Niektórzy znajomi, z innych uczelni, wydziałów dziwią się: „Ale jak to? To sam nie jeździ tylko was wysyła na takie inspirujące wyjazdy, sam nie bierze bezpośrednio udziału, tylko wam daje szansę popisania się umiejętnościami na zagranicznych pobytach naukowych”? Ano sam, odpowiadam. Dzięki temu tylu z nas, tyle istotnych rzeczy udaje osiągnąć.
Przecież ja w wieku 26 lat zostałem puszczony „samopas” na konferencję naukową w Edynburgu, gdzie przed tysiącem naukowców, miałem prezentować osiągnięcia całego zespołu. Ręce się trzęsły, głos drżał, w gardle sucho, taki to był duży stres.

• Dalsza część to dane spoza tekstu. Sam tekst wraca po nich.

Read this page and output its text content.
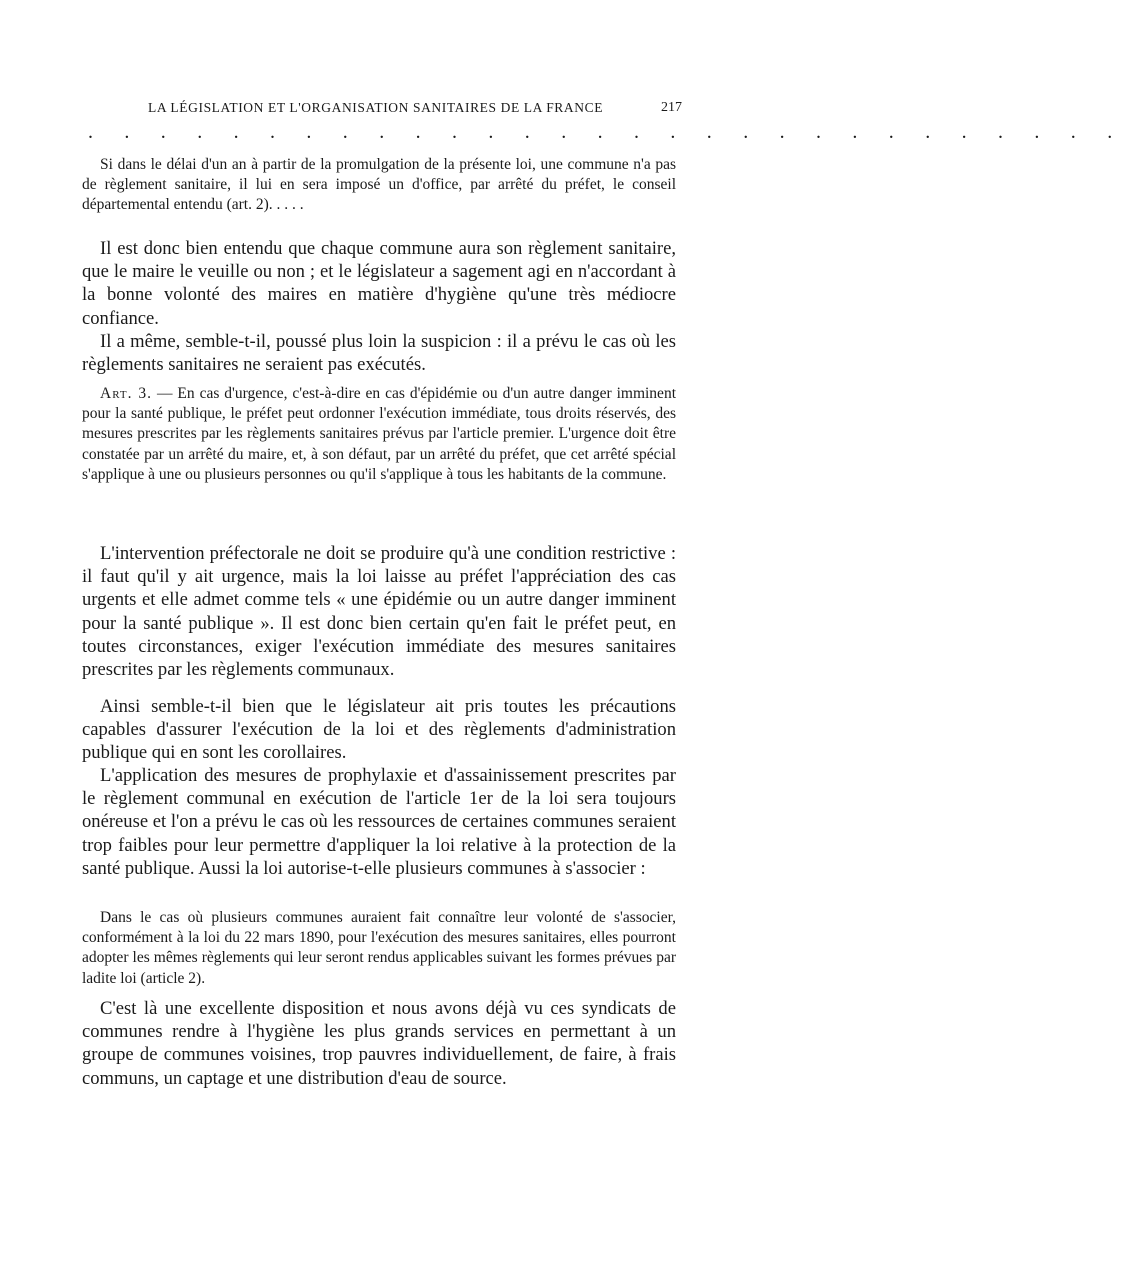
LA LÉGISLATION ET L'ORGANISATION SANITAIRES DE LA FRANCE	217
. . . . . . . . . . . . . . . . . . . . . . . . . . . . .

Si dans le délai d'un an à partir de la promulgation de la présente loi, une commune n'a pas de règlement sanitaire, il lui en sera imposé un d'office, par arrêté du préfet, le conseil départemental entendu (art. 2). . . . .

Il est donc bien entendu que chaque commune aura son règlement sanitaire, que le maire le veuille ou non ; et le législateur a sagement agi en n'accordant à la bonne volonté des maires en matière d'hygiène qu'une très médiocre confiance.

Il a même, semble-t-il, poussé plus loin la suspicion : il a prévu le cas où les règlements sanitaires ne seraient pas exécutés.

Art. 3. — En cas d'urgence, c'est-à-dire en cas d'épidémie ou d'un autre danger imminent pour la santé publique, le préfet peut ordonner l'exécution immédiate, tous droits réservés, des mesures prescrites par les règlements sanitaires prévus par l'article premier. L'urgence doit être constatée par un arrêté du maire, et, à son défaut, par un arrêté du préfet, que cet arrêté spécial s'applique à une ou plusieurs personnes ou qu'il s'applique à tous les habitants de la commune.

L'intervention préfectorale ne doit se produire qu'à une condition restrictive : il faut qu'il y ait urgence, mais la loi laisse au préfet l'appréciation des cas urgents et elle admet comme tels « une épidémie ou un autre danger imminent pour la santé publique ». Il est donc bien certain qu'en fait le préfet peut, en toutes circonstances, exiger l'exécution immédiate des mesures sanitaires prescrites par les règlements communaux.

Ainsi semble-t-il bien que le législateur ait pris toutes les précautions capables d'assurer l'exécution de la loi et des règlements d'administration publique qui en sont les corollaires.

L'application des mesures de prophylaxie et d'assainissement prescrites par le règlement communal en exécution de l'article 1er de la loi sera toujours onéreuse et l'on a prévu le cas où les ressources de certaines communes seraient trop faibles pour leur permettre d'appliquer la loi relative à la protection de la santé publique. Aussi la loi autorise-t-elle plusieurs communes à s'associer :

Dans le cas où plusieurs communes auraient fait connaître leur volonté de s'associer, conformément à la loi du 22 mars 1890, pour l'exécution des mesures sanitaires, elles pourront adopter les mêmes règlements qui leur seront rendus applicables suivant les formes prévues par ladite loi (article 2).

C'est là une excellente disposition et nous avons déjà vu ces syndicats de communes rendre à l'hygiène les plus grands services en permettant à un groupe de communes voisines, trop pauvres individuellement, de faire, à frais communs, un captage et une distribution d'eau de source.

Dzisiaj stanąć przed nową grupą osób i przedstawić projekt to już przysłowiowa „bułka z masłem”. Myślę, że moja osoba jest dobrym przykładem na to, jak mądre wsparcie może wiele dawać i służyć rozwojowi długofalowemu.

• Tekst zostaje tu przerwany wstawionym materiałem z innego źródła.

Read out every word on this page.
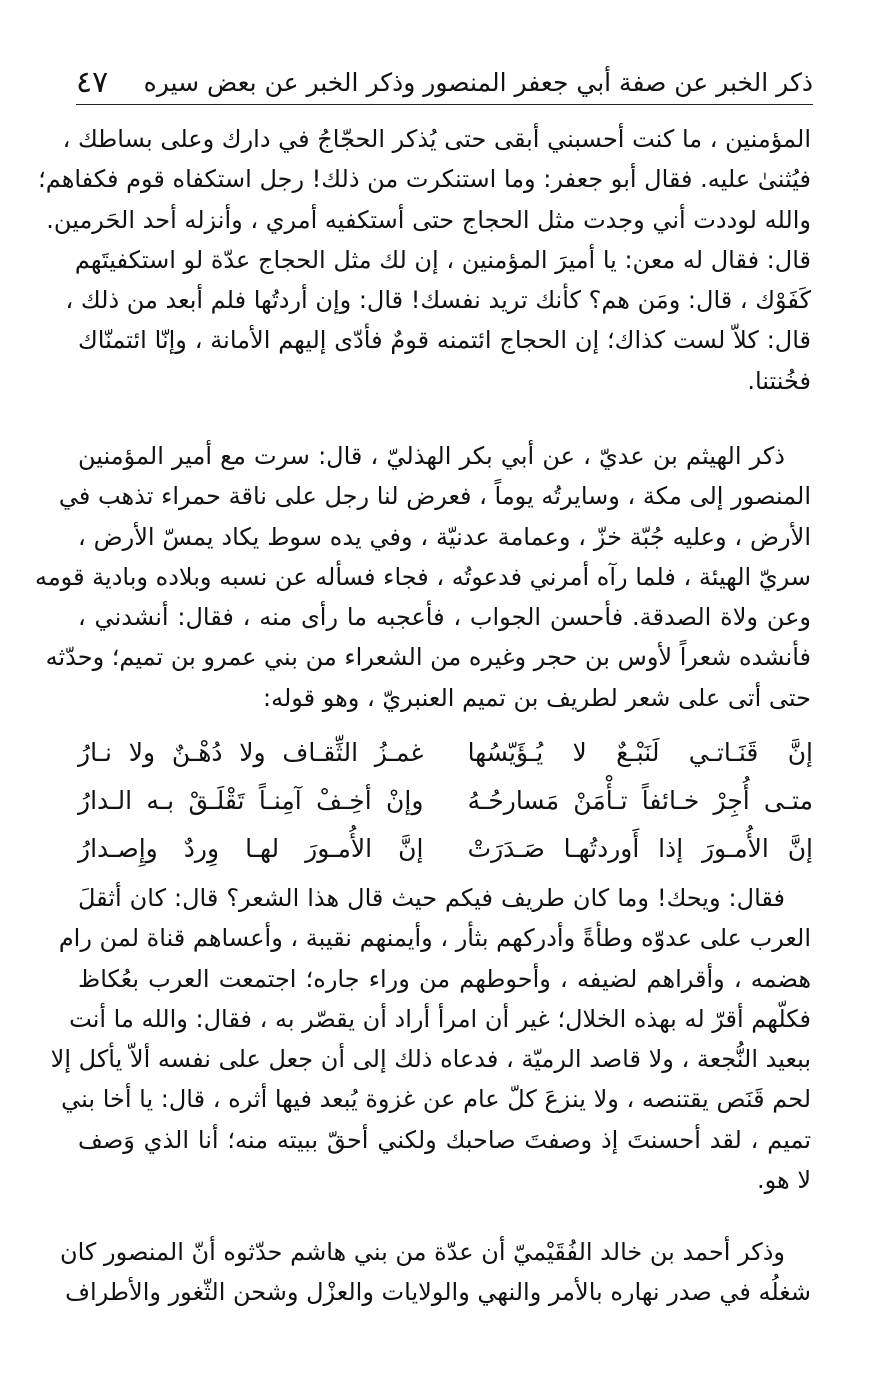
ذكر الخبر عن صفة أبي جعفر المنصور وذكر الخبر عن بعض سيره
٤٧
المؤمنين ، ما كنت أحسبني أبقى حتى يُذكر الحجّاجُ في دارك وعلى بساطك ،
فيُثنىٰ عليه. فقال أبو جعفر: وما استنكرت من ذلك! رجل استكفاه قوم فكفاهم؛
والله لوددت أني وجدت مثل الحجاج حتى أستكفيه أمري ، وأنزله أحد الحَرمين.
قال: فقال له معن: يا أميرَ المؤمنين ، إن لك مثل الحجاج عدّة لو استكفيتَهم
كَفَوْك ، قال: ومَن هم؟ كأنك تريد نفسك! قال: وإن أردتُها فلم أبعد من ذلك ،
قال: كلاّ لست كذاك؛ إن الحجاج ائتمنه قومٌ فأدّى إليهم الأمانة ، وإنّا ائتمنّاك
فخُنتنا.
ذكر الهيثم بن عديّ ، عن أبي بكر الهذليّ ، قال: سرت مع أمير المؤمنين
المنصور إلى مكة ، وسايرتُه يوماً ، فعرض لنا رجل على ناقة حمراء تذهب في
الأرض ، وعليه جُبّة خزّ ، وعمامة عدنيّة ، وفي يده سوط يكاد يمسّ الأرض ،
سريّ الهيئة ، فلما رآه أمرني فدعوتُه ، فجاء فسأله عن نسبه وبلاده وبادية قومه
وعن ولاة الصدقة. فأحسن الجواب ، فأعجبه ما رأى منه ، فقال: أنشدني ،
فأنشده شعراً لأوس بن حجر وغيره من الشعراء من بني عمرو بن تميم؛ وحدّثه
حتى أتى على شعر لطريف بن تميم العنبريّ ، وهو قوله:
إنَّ قَنَـاتـي لَنَبْـعٌ لا يُـؤَيّسُها
غمـزُ الثِّقـاف ولا دُهْـنٌ ولا نـارُ
متـى أُجِرْ خـائفاً تـأْمَنْ مَسارحُـهُ
وإنْ أخِـفْ آمِنـاً تَقْلَـقْ بـه الـدارُ
إنَّ الأُمـورَ إذا أَوردتُهـا صَـدَرَتْ
إنَّ الأُمـورَ لهـا وِردٌ وإِصـدارُ
فقال: ويحك! وما كان طريف فيكم حيث قال هذا الشعر؟ قال: كان أثقلَ
العرب على عدوّه وطأةً وأدركهم بثأر ، وأيمنهم نقيبة ، وأعساهم قناة لمن رام
هضمه ، وأقراهم لضيفه ، وأحوطهم من وراء جاره؛ اجتمعت العرب بعُكاظ
فكلّهم أقرّ له بهذه الخلال؛ غير أن امرأ أراد أن يقصّر به ، فقال: والله ما أنت
ببعيد النُّجعة ، ولا قاصد الرميّة ، فدعاه ذلك إلى أن جعل على نفسه ألاّ يأكل إلا
لحم قَنَص يقتنصه ، ولا ينزعَ كلّ عام عن غزوة يُبعد فيها أثره ، قال: يا أخا بني
تميم ، لقد أحسنتَ إذ وصفتَ صاحبك ولكني أحقّ ببيته منه؛ أنا الذي وَصف
لا هو.
وذكر أحمد بن خالد الفُقَيْميّ أن عدّة من بني هاشم حدّثوه أنّ المنصور كان
شغلُه في صدر نهاره بالأمر والنهي والولايات والعزْل وشحن الثّغور والأطراف
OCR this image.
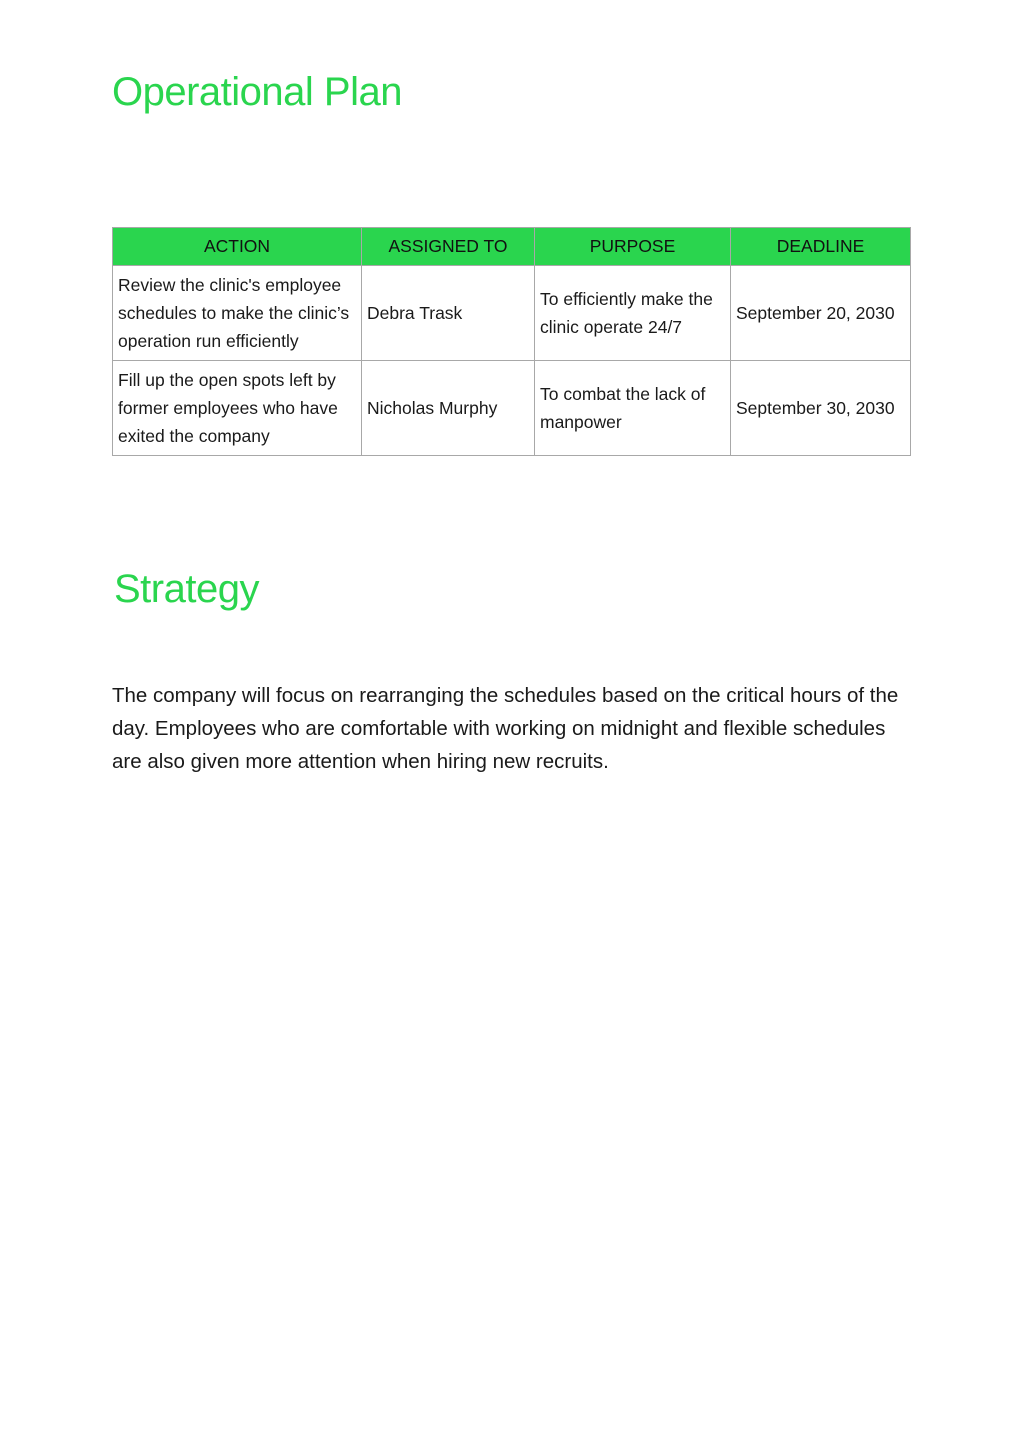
Operational Plan
ACTION	ASSIGNED TO	PURPOSE	DEADLINE
Review the clinic's employee schedules to make the clinic’s operation run efficiently	Debra Trask	To efficiently make the clinic operate 24/7	September 20, 2030
Fill up the open spots left by former employees who have exited the company	Nicholas Murphy	To combat the lack of manpower	September 30, 2030
Strategy

The company will focus on rearranging the schedules based on the critical hours of the day. Employees who are comfortable with working on midnight and flexible schedules are also given more attention when hiring new recruits.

Wsparcie to jedno, ale talent, głowę na karku i samozaparcie również trzeba mieć. Bo przecież chyba bez współgrania tych wszystkich zmiennych, o sukces, o innowacyjność raczej trudno?
Miło słyszeć, choć dodałbym do tego także umiejętność znalezienia tych wszystkich fantastycznych ludzi bez których nie zrealizowałbym wspólnego celu. To dzięki nim i wspólnej pracy jestem tu gdzie jestem. Nie bez znaczenia jest także wsparcie najbliższych – żony, dzieci, rodziny. To oni wiedzą ile pracy wkłada się codziennie po powrocie z tej właściwej.

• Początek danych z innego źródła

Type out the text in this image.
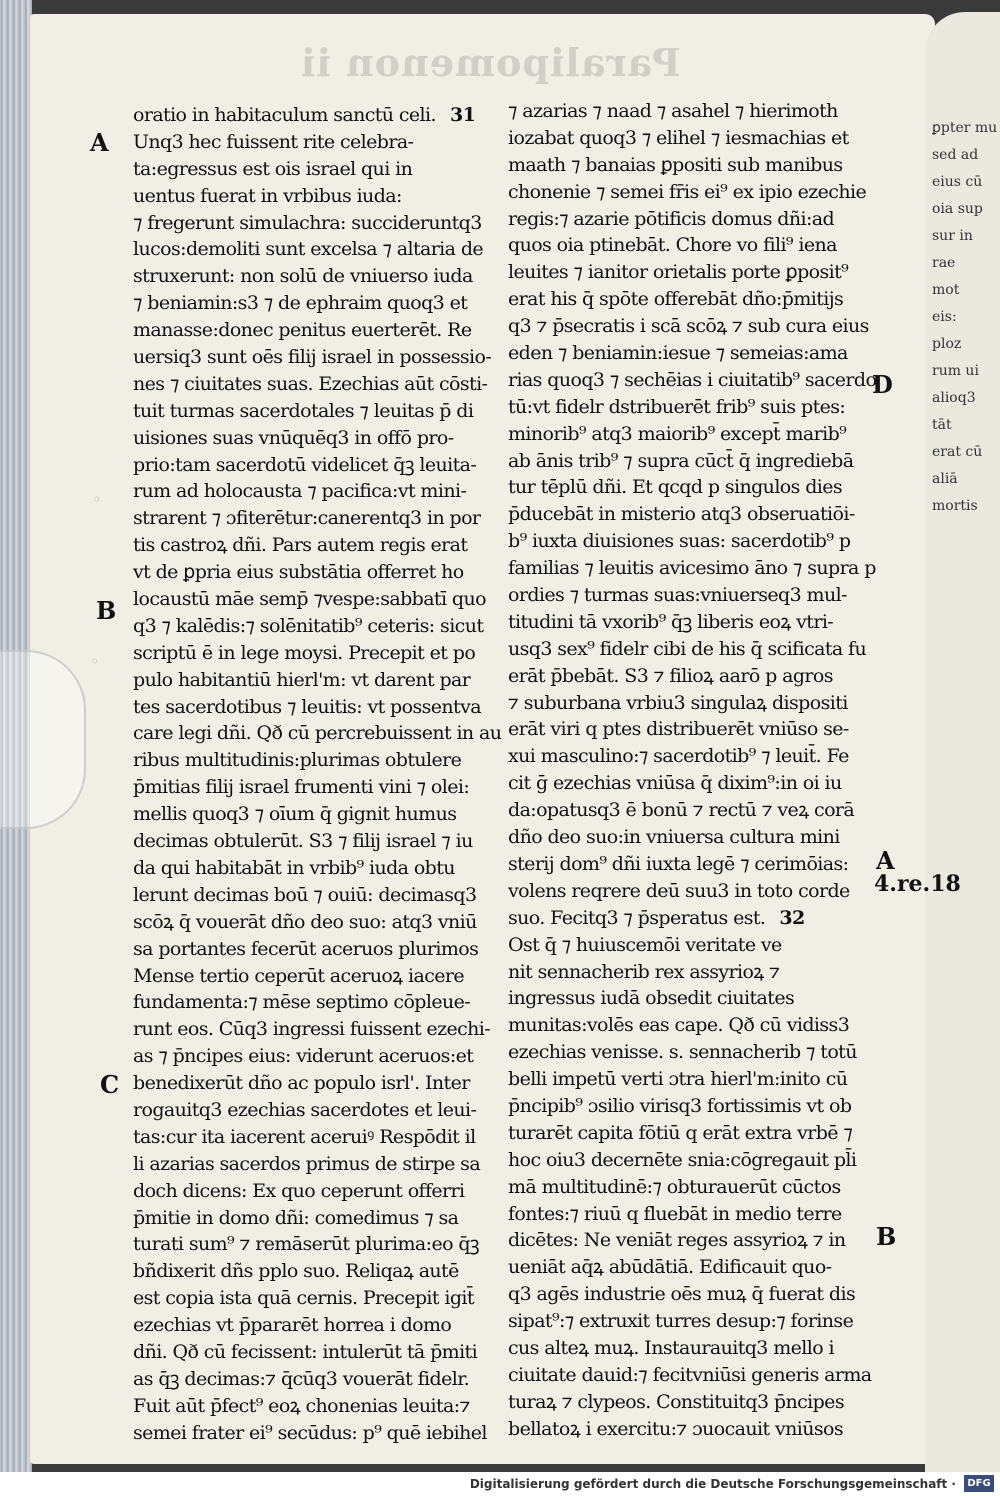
Paralipomenon ii
oratio in habitaculum sanctū celi. 31
Unq3 hec fuissent rite celebra-
ta:egressus est ois israel qui in
uentus fuerat in vrbibus iuda:
⁊ fregerunt simulachra: succideruntq3
lucos:demoliti sunt excelsa ⁊ altaria de
struxerunt: non solū de vniuerso iuda
⁊ beniamin:s3 ⁊ de ephraim quoq3 et
manasse:donec penitus euerterēt. Re
uersiq3 sunt oēs filij israel in possessio-
nes ⁊ ciuitates suas. Ezechias aūt cōsti-
tuit turmas sacerdotales ⁊ leuitas p̄ di
uisiones suas vnūquēq3 in offō pro-
prio:tam sacerdotū videlicet q̄ꝫ leuita-
rum ad holocausta ⁊ pacifica:vt mini-
strarent ⁊ ɔfiterētur:canerentq3 in por
tis castroꝝ dñi. Pars autem regis erat
vt de ꝑpria eius substātia offerret ho
locaustū māe semp̄ ⁊vespe:sabbatī quo
q3 ⁊ kalēdis:⁊ solēnitatib⁹ ceteris: sicut
scriptū ē in lege moysi. Precepit et po
pulo habitantiū hierl'm: vt darent par
tes sacerdotibus ⁊ leuitis: vt possentva
care legi dñi. Qð cū percrebuissent in au
ribus multitudinis:plurimas obtulere
p̄mitias filij israel frumenti vini ⁊ olei:
mellis quoq3 ⁊ oīum q̄ gignit humus
decimas obtulerūt. S3 ⁊ filij israel ⁊ iu
da qui habitabāt in vrbib⁹ iuda obtu
lerunt decimas boū ⁊ ouiū: decimasq3
scōꝝ q̄ vouerāt dño deo suo: atq3 vniū
sa portantes fecerūt aceruos plurimos
Mense tertio ceperūt aceruoꝝ iacere
fundamenta:⁊ mēse septimo cōpleue-
runt eos. Cūq3 ingressi fuissent ezechi-
as ⁊ p̄ncipes eius: viderunt aceruos:et
benedixerūt dño ac populo isrl'. Inter
rogauitq3 ezechias sacerdotes et leui-
tas:cur ita iacerent aceruiꝰ Respōdit il
li azarias sacerdos primus de stirpe sa
doch dicens: Ex quo ceperunt offerri
p̄mitie in domo dñi: comedimus ⁊ sa
turati sum⁹ ⁊ remāserūt plurima:eo q̄ꝫ
bñdixerit dñs pplo suo. Reliqaꝝ autē
est copia ista quā cernis. Precepit igit̄
ezechias vt p̄pararēt horrea i domo
dñi. Qð cū fecissent: intulerūt tā p̄miti
as q̄ꝫ decimas:⁊ q̄cūq3 vouerāt fidelr.
Fuit aūt p̄fect⁹ eoꝝ chonenias leuita:⁊
semei frater ei⁹ secūdus: p⁹ quē iebihel
⁊ azarias ⁊ naad ⁊ asahel ⁊ hierimoth
iozabat quoq3 ⁊ elihel ⁊ iesmachias et
maath ⁊ banaias ꝑpositi sub manibus
chonenie ⁊ semei fr̄is ei⁹ ex ipio ezechie
regis:⁊ azarie pōtificis domus dñi:ad
quos oia ptinebāt. Chore vo fili⁹ iena
leuites ⁊ ianitor orietalis porte ꝑposit⁹
erat his q̄ spōte offerebāt dño:p̄mitijs
q3 ⁊ p̄secratis i scā scōꝝ ⁊ sub cura eius
eden ⁊ beniamin:iesue ⁊ semeias:ama
rias quoq3 ⁊ sechēias i ciuitatib⁹ sacerdo
tū:vt fidelr dstribuerēt frib⁹ suis ptes:
minorib⁹ atq3 maiorib⁹ except̄ marib⁹
ab ānis trib⁹ ⁊ supra cūct̄ q̄ ingrediebā
tur tēplū dñi. Et qcqd p singulos dies
p̄ducebāt in misterio atq3 obseruatiōi-
b⁹ iuxta diuisiones suas: sacerdotib⁹ p
familias ⁊ leuitis avicesimo āno ⁊ supra p
ordies ⁊ turmas suas:vniuerseq3 mul-
titudini tā vxorib⁹ q̄ꝫ liberis eoꝝ vtri-
usq3 sex⁹ fidelr cibi de his q̄ scificata fu
erāt p̄bebāt. S3 ⁊ filioꝝ aarō p agros
⁊ suburbana vrbiu3 singulaꝝ dispositi
erāt viri q ptes distribuerēt vniūso se-
xui masculino:⁊ sacerdotib⁹ ⁊ leuit̄. Fe
cit ḡ ezechias vniūsa q̄ dixim⁹:in oi iu
da:opatusq3 ē bonū ⁊ rectū ⁊ veꝝ corā
dño deo suo:in vniuersa cultura mini
sterij dom⁹ dñi iuxta legē ⁊ cerimōias:
volens reqrere deū suu3 in toto corde
suo. Fecitq3 ⁊ p̄speratus est. 32
Ost q̄ ⁊ huiuscemōi veritate ve
nit sennacherib rex assyrioꝝ ⁊
ingressus iudā obsedit ciuitates
munitas:volēs eas cape. Qð cū vidiss3
ezechias venisse. s. sennacherib ⁊ totū
belli impetū verti ɔtra hierl'm:inito cū
p̄ncipib⁹ ɔsilio virisq3 fortissimis vt ob
turarēt capita fōtiū q erāt extra vrbē ⁊
hoc oiu3 decernēte snia:cōgregauit pl̄i
mā multitudinē:⁊ obturauerūt cūctos
fontes:⁊ riuū q fluebāt in medio terre
dicētes: Ne veniāt reges assyrioꝝ ⁊ in
ueniāt aq̄ꝝ abūdātiā. Edificauit quo-
q3 agēs industrie oēs muꝝ q̄ fuerat dis
sipat⁹:⁊ extruxit turres desup:⁊ forinse
cus alteꝝ muꝝ. Instaurauitq3 mello i
ciuitate dauid:⁊ fecitvniūsi generis arma
turaꝝ ⁊ clypeos. Constituitq3 p̄ncipes
bellatoꝝ i exercitu:⁊ ɔuocauit vniūsos
A
B
C
D
A
B
4.re.18
◦
◦
ꝑpter mu
sed ad
eius cū
oia sup
sur in
rae
mot
eis:
ploz
rum ui
alioq3
tāt
erat cū
aliā
mortis
Digitalisierung gefördert durch die Deutsche Forschungsgemeinschaft ·	DFG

Do tego należy mieć jeszcze w życiu szczęście i umieć je wykorzystać w odpowiedniej chwili.
???
Myślę tu o moim pierwszym dużym sukcesie, w trakcie prac nad systemami kontroli dla akceleratorów liniowych. Naukowcy z Hamburga mieli problem, bo nie potrafili ustabilizować wnęk rezonansowych – to taka jednometrowa rura o dziwnym kształcie, w której przyspiesza się cząstki. Takich rur jest kilkaset lub kilka tysięcy jedna za drugą, zależnie od wielkości urządzenia. Niemniej jednak pod wpływem pola elektromagnetycznego ta rura skraca się o milionowe części metra co dla urządzenia ma krytyczne znaczenie. Efektem bowiem jest zwiększenie energii liczonej w megawatach, która jest odbijana i bezpowrotnie tracona.
Brzmi złowieszczo skomplikowanie, ale spróbujmy wyjaśnić na czym polegał problem.
Im zależało, żeby ten element miał określoną długość i jej nie zmieniał w określonej chwili czasowej, bo wtedy właśnie był prowadzony eksperyment. Samo jednak zasilenie wnęk powodowało ich drganie i zmianę długości. Próbowano różnych metod usztywnienia konstrukcji, ale ze względu na to, że wszystko było schłodzone prawie do zera bezwzględnego, było prawie w próżni i na dodatek w środowisku radioaktywnym to problem był skomplikowany. Co ciekawe nie dawało się w żaden sposób tego elementu ustabilizować mechanicznie bo czas reakcji czujników i elementów wykonawczych był zbyt długi. Jako elektronik mogłem wykazać, że układ jest niekontrolowany.
Oni chyba też byli o tym przekonani...
Wtedy ten problem wydawał mi się nierozwiązywalny. Ale huśtając dziecko na placu zabaw nagle przyszło mi do głowy rozwiązanie problemu. Polegało ono na tym, by rozhuśtać wcześniej system tak, aby w momencie jego wzbudzenia siły się zniosły i na krótką chwilę eksperymentu system ustabilizować. Moja propozycja została przyjęta stukaniem się w czoło przez tamtejszych naukowców, ale ostatecznie powiedzieli: „Ok, Młody, spróbuj i pokaż”.
Udało się?
Obecnie koncepcja działa i stała się standardem, zaś straty energii zmalały kilkukrotnie. To moje rozwiązanie dopracowane przez kolejne osoby pozwoliło zaoszczędzić wiele milionów euro na rachunkach za prąd. Jak zatem widać otwartość i odrobina szczęścia, to bardzo dobra mieszanka.